I decided to replace my usual wedge of Brie with an all-American classic -- cheese balls. Yes, cheese balls - those softball sized masses of creamy, cheesy who-knows-what that grandma serves at Christmas.
And, guess what? They were delicious. So yummy in fact that I may have to kick that boring old block of cheddar to the curb.
Thanks to the queen of entertaining herself Martha Stewart, I have a recipe for a great cheese ball base that's very easily adaptable. I made a few tweaks of my own, used some really fresh ingredients, and I'm officially a cheese ball fan.

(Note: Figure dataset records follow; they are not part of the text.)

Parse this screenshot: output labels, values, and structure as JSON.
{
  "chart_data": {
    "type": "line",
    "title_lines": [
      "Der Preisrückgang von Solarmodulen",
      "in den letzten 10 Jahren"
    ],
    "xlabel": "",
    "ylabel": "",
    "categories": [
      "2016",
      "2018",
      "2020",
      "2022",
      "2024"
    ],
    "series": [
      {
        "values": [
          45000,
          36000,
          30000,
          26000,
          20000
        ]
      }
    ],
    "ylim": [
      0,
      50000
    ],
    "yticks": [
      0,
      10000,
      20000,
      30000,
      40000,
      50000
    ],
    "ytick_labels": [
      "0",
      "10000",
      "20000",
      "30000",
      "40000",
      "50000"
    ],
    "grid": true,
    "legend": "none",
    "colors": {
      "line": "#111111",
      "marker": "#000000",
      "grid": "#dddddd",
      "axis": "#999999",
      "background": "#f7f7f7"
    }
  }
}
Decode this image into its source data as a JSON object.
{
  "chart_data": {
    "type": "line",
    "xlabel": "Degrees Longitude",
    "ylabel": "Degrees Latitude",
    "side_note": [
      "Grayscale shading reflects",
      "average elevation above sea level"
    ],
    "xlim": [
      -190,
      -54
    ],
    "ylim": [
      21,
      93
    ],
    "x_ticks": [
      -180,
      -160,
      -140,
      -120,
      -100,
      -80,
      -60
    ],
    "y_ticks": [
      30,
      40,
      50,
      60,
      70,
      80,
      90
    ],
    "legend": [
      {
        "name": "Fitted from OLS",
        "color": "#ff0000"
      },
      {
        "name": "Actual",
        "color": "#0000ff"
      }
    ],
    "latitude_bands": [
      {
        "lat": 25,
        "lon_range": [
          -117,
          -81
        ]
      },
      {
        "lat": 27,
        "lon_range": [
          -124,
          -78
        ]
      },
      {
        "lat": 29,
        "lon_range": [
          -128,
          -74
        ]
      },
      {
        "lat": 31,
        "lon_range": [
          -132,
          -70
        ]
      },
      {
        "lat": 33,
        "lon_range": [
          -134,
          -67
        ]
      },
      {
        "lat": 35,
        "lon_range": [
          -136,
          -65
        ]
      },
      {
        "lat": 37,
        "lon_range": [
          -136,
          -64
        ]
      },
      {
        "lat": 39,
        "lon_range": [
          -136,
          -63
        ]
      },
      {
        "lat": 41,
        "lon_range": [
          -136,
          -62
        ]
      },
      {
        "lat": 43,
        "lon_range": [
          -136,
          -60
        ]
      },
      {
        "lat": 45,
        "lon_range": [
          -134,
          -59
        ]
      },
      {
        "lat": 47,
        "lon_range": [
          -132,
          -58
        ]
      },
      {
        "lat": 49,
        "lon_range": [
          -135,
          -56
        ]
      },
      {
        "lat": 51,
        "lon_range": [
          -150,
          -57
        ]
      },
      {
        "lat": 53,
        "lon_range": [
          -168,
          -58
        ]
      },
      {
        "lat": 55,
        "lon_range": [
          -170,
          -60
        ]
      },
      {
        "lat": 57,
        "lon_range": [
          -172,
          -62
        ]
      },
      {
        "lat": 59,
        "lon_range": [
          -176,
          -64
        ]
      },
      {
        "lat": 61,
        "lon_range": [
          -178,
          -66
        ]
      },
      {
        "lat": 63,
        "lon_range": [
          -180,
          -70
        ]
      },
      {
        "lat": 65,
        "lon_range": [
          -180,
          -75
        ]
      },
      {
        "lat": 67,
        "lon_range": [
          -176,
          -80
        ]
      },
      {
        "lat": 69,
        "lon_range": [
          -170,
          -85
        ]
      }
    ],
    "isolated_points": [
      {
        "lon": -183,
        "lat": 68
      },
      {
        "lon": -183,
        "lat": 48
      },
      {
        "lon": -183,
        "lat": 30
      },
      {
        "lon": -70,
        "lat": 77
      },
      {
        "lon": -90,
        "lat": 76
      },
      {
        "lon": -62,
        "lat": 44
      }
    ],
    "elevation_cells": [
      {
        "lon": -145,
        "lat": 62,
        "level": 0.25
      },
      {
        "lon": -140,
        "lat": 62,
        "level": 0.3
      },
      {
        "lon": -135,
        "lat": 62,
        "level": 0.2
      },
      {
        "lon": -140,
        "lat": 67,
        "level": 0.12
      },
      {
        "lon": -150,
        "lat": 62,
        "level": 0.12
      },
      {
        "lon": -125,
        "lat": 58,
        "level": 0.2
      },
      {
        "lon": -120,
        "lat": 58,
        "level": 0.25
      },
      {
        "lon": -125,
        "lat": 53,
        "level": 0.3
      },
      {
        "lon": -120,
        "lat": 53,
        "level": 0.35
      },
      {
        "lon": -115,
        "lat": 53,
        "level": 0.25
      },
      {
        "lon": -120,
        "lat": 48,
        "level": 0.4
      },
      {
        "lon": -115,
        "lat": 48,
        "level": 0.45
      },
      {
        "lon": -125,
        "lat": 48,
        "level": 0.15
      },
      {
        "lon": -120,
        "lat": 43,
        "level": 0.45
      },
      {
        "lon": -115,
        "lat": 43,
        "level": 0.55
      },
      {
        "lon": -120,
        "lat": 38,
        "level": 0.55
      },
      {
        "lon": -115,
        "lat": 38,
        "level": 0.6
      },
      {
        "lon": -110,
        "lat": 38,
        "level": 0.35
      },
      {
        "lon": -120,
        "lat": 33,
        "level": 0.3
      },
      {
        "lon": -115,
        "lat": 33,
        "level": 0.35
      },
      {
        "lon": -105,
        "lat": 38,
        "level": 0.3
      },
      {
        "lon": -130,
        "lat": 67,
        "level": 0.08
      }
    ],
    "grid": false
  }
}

The best part of this recipe is that it's so easy for kids to help prepare. Forming the cheese into a ball and rolling it in the toppings is a perfect activity for preschool chefs. Plus, kids are more likely to taste the foods that they help make - so grab the kids and get rolling.
For the Cheese Ball base I used Martha Stewart's recipe found here.
Martha's recipe calls for cream cheese, but I substituted Neufchatel which is found right next to the cream cheese at the grocery store, has a more mild flavor, and 1/3 less fat then regular cream cheese.
I followed Martha's recipe for the Cheddar Chutney cheese ball to the word. This makes a sweet cheese ball with classic fall flavors that kids will love.
For my second cheese ball I made a goat cheese ball with my own tweaks. Here's what I used:
Cheese ball base, from Martha's recipe
8oz plain goat cheese
3 Tablespoons flat leaf parsley, finely chopped
2 teaspoons fresh thyme, finely chopped
1 teaspoon fresh rosemary, finely chopped
2 teaspoons lemon zest
black pepper and salt to taste
1. Mix the chopped herbs, lemon zest, salt and pepper in a bowl and then pour them onto a plate, for rolling.
* A small food processor makes chopping the herbs quick and easy.
2. In a medium bowl add the goat cheese to the cheese ball base, mix until well combined.
3. Use clean hands to roll balls the size of golf balls.
* Small cheese balls look more appealing on a plate, plus you will get more of the herbs and spices in every bite. Kids will be less intimidated by the smaller portion size.
4. Place the balls in the herb mixture and roll to coat. Press loose herbs into the cheese.
Serve with crackers or slices of bread.
* Only roll as many balls as you want to serve at one time, place balls that have not been coated in an airtight container in the fridge and roll in seasonings right before serving. This will keep the herbs from getting soggy.